Once a referral lands, the commission could require the hospital to disclose the pricing details within a reasonable time on a standard reporting form. That includes the hospital’s chargemaster pricing methodology and any schedule of increases for the drug over the previous five calendar years.

Hospitals could also have to provide a written narrative, suitable for public release, explaining the factors behind the price. On top of that, the commission could ask for acquisition benchmarks, reimbursement benchmarks and any internal target margin or other pricing rationale tied to the drug.
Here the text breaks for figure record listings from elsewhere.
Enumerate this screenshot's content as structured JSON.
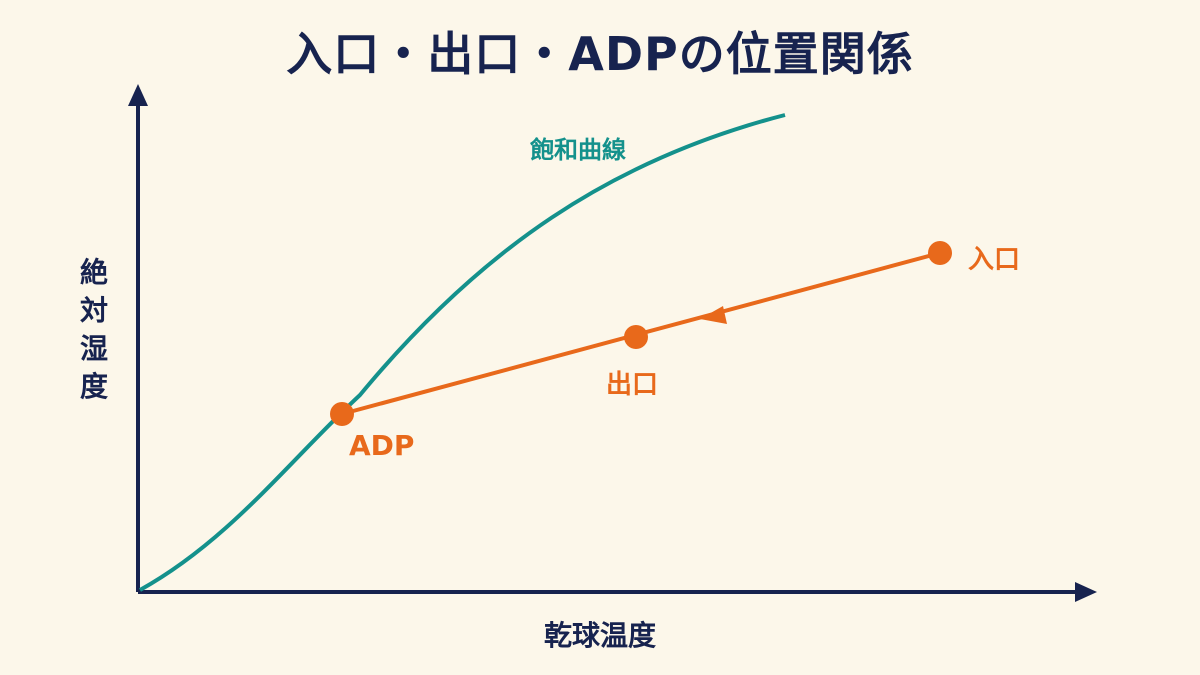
{
  "title": "入口・出口・ADPの位置関係",
  "axes": {
    "x_label": "乾球温度",
    "y_label": "絶対湿度"
  },
  "curve": {
    "label": "飽和曲線"
  },
  "points": {
    "inlet": "入口",
    "outlet": "出口",
    "adp": "ADP"
  },
  "colors": {
    "navy": "#17234f",
    "teal": "#14918c",
    "orange": "#e8691b",
    "background": "#fcf7ea"
  }
}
The aim is not just to see the number, but to understand the path that produced it.

The 340B question

The amendment pays special attention to 340B-acquired drugs, which are tied to a federal drug-discount program. Regulators could ask whether the hospital acquired, dispensed, replenished or accounted for the drug under 340B, and whether it used a different chargemaster price, markup formula, markup multiple, markup range or other pricing method for that drug than it used for the same or therapeutically comparable drugs.

That matters because pricing practices at nonprofit hospitals can ripple outward into patient bills and the broader cost of care, even when the bill itself is hidden from view. The new authority would not make a final finding of excessive pricing on its own, but it would give state regulators a clearer window into one of the least transparent parts of hospital billing.